DU examiners protest way of moderating results

New Delhi: With unusually high marks obtained by students in Delhi University's semester results sparking off allegations of a 'marks scam', a group of examiners have written to the Controller of Examinations to register their protest over the "unacademic way of moderating results".

The memorandum of protest, submitted to the Controller of Examinations, says the faulty method has "diluted" academic standards and has made a "mockery" of the evaluation process that was undertaken seriously and sincerely by the examiners.

Earlier, teachers of the Department of Germanic and Romance Studies had separately written to the Examination Branch, making plain their displeasure and stating that they did not believe in moderation of marks across the board.

Moderation of marks is a process of reviewing assessments to ensure that grades are awarded consistently and appropriately.
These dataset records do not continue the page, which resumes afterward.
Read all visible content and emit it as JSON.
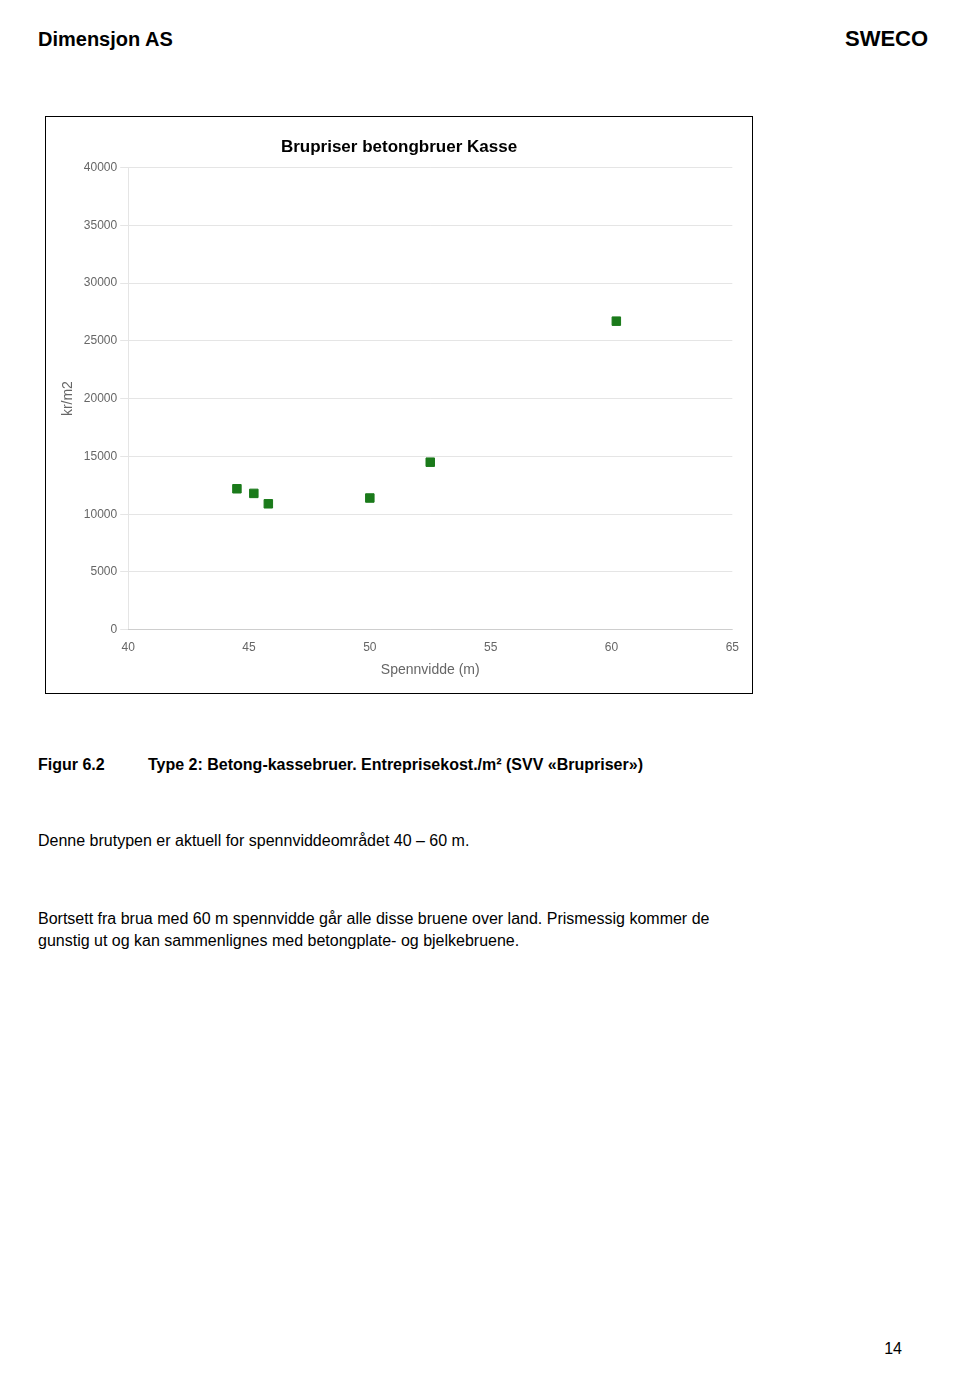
{
  "chart_data": {
    "type": "scatter",
    "title": "Brupriser betongbruer Kasse",
    "xlabel": "Spennvidde (m)",
    "ylabel": "kr/m2",
    "x": [
      44.5,
      45.2,
      45.8,
      50.0,
      52.5,
      60.2
    ],
    "values": [
      12200,
      11800,
      10900,
      11400,
      14500,
      26700
    ],
    "color": "#1a7a1a",
    "marker": "square",
    "xlim": [
      40,
      65
    ],
    "ylim": [
      0,
      40000
    ],
    "xticks": [
      40,
      45,
      50,
      55,
      60,
      65
    ],
    "yticks": [
      0,
      5000,
      10000,
      15000,
      20000,
      25000,
      30000,
      35000,
      40000
    ],
    "grid": "y",
    "annotations": [
      "Dimensjon AS",
      "SWECO",
      "Figur 6.2",
      "Type 2: Betong-kassebruer. Entreprisekost./m² (SVV «Brupriser»)",
      "Denne brutypen er aktuell for spennviddeområdet 40 – 60 m.",
      "Bortsett fra brua med 60 m spennvidde går alle disse bruene over land. Prismessig kommer de\ngunstig ut og kan sammenlignes med betongplate- og bjelkebruene.",
      "14"
    ]
  }
}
However, the teachers say it is rare for moderation to lead to large changes in marks for many students, that has apparently happened this time.
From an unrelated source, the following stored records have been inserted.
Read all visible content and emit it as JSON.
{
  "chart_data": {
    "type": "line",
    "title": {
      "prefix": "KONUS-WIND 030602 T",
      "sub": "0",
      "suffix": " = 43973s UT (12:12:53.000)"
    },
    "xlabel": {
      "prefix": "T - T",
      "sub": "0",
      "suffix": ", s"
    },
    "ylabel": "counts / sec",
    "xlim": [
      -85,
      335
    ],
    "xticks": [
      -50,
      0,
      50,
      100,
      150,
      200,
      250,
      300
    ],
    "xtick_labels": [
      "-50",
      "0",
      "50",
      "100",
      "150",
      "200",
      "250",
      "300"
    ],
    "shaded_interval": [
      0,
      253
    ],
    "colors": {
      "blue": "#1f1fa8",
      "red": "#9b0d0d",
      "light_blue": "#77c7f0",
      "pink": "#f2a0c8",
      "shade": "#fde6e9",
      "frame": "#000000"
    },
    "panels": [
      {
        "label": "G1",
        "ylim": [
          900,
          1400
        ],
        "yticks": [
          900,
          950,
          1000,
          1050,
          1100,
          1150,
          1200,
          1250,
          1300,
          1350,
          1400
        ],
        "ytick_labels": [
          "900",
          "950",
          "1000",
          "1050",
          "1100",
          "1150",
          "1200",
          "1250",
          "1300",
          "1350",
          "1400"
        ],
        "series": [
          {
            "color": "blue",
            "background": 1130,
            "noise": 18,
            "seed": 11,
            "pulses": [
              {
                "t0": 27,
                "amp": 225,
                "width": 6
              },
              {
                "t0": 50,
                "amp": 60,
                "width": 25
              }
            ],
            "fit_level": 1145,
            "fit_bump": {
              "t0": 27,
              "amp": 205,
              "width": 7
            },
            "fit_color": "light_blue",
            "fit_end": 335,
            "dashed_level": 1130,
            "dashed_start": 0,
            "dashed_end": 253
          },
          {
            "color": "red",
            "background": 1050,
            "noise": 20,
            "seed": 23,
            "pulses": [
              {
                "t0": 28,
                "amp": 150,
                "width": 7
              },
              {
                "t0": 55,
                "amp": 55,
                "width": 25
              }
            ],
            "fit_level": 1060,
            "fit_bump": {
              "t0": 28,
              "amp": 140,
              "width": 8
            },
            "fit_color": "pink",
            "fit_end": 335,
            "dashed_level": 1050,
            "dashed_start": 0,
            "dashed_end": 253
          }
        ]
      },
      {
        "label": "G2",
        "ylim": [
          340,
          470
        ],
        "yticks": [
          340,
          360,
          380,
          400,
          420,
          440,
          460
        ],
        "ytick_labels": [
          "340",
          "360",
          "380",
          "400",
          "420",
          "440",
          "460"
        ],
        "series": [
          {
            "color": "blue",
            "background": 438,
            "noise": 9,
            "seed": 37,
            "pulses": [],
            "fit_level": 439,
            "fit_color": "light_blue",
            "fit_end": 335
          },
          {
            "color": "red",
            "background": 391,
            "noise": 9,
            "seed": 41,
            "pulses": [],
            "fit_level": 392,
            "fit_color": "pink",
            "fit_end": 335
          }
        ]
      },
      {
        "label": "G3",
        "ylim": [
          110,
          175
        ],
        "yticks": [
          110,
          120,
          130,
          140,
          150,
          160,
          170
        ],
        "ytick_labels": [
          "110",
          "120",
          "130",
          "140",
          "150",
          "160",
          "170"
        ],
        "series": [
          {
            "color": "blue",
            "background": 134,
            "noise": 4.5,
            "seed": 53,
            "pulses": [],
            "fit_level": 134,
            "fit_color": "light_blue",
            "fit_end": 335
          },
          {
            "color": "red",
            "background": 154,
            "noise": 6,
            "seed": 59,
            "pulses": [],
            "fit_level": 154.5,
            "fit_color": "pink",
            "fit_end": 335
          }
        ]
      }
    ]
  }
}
"The results have been moderated to such an extent that they are unrealistic and defy all logic.... we fail to understand the method of moderation adopted this time," the memorandum reads.

It says that the process has raised "serious doubts" in the minds of students and teachers alike about the process.

"We would therefore like to know the reason why the University authorities increased the university scores of the toppers from approximately 73 per cent to 96.6 per cent and 86.6 per cent in the respective papers," they said.

They also pointed out that the quantum-jump in marks attained by students had no bearing to the actual standards observed in the course of the evaluation process.

"We strongly protest against this un-academic way of moderating results that has diluted academic standards and has made a mockery of the evaluation process undertaken seriously and sincerely by us," the letter reads.

Some teachers have alleged the unusually high marks granted to students were aimed at justifying the semester system that was adopted last year across the board despite much protest by the teaching community.

"It is rare for moderation to lead to large changes in marks for many students. When it does happen it is a clear indicator of some serious fault in the teaching or evaluation processes," says Abha Dev Habib, member of DUTA Executive.